Determination of N-Acetyl-L-cysteine Ethyl Ester (NACET) by Sequential Injection Analysis

Abstract

New sequential injection analysis (SIA) methods with optical sensing for the determination of N-acetyl-L-cysteine ethyl ester (NACET) have been developed and optimized. NACET is a potential drug and antioxidant with advantageous pharmacokinetics. The methods involve the reduction of Cu(II) in its complexes with neocuproine (NCN), bicinchoninic acid (BCA), and bathocuproine disulfonic acid (BCS) to the corresponding chromophoric Cu(I) complexes by the analyte. The absorbance of the Cu(I) complexes with NCN, BCA, and BCS was measured at their maximum absorbance wavelengths of 458, 562, and 483 nm, respectively. The sensing manifold parameters and experimental conditions were optimized for each of the Cu(II) complexes used.
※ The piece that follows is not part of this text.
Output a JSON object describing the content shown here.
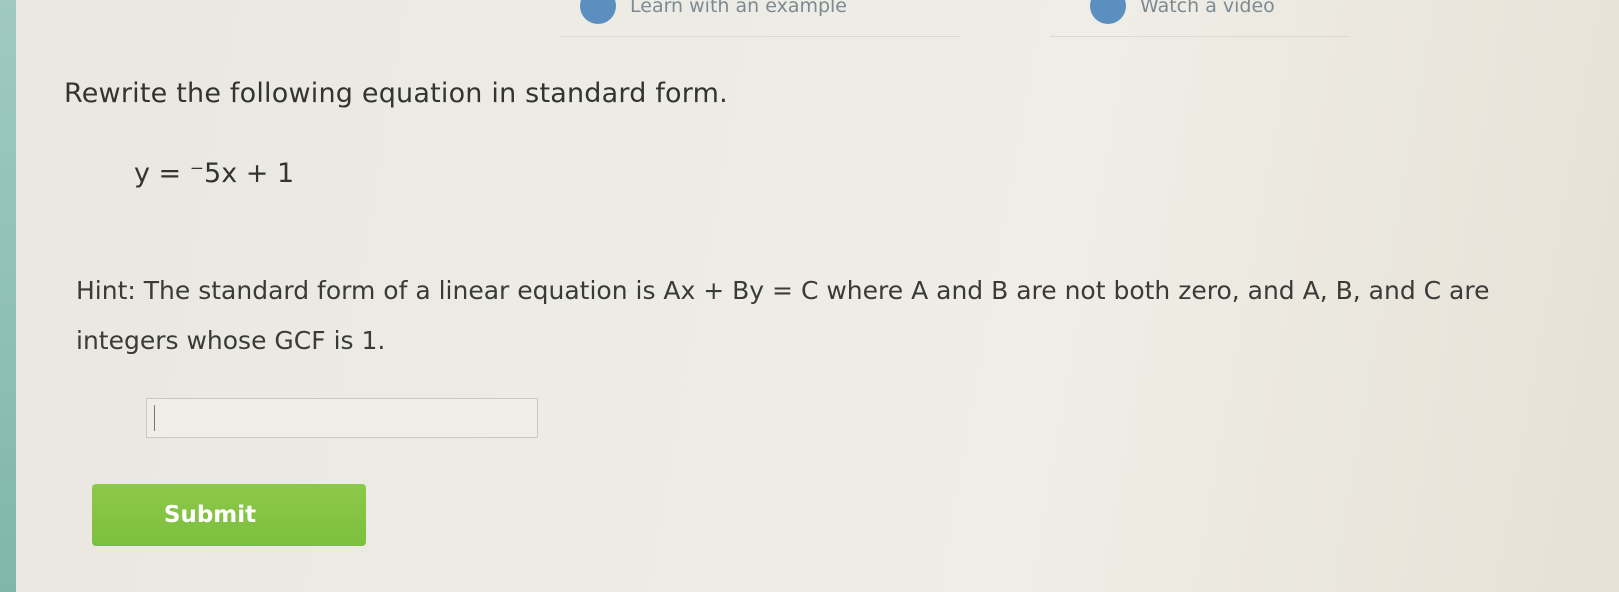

Under optimal conditions, the corresponding linear calibration ranges, limits of detection, and sampling rates were 8.0 × 10−6–2.0 × 10−4 mol L−1, 5.5 × 10−6 mol L−1, and 60 h−1 for NCN; 6.0 × 10−6–1.0 × 10−4 mol L−1, 5.2 × 10−6 mol L−1, and 60 h−1 for BCA; and 4.0 × 10−6–1.0 × 10−4 mol L−1, 2.6 × 10−6 mol L−1, and 78 h−1 for BCS. The Cu(II)-BCS complex was found to be best performing in terms of sensitivity and sampling rate. Usual excipients in pharmaceutical preparations did not interfere with NACET analysis.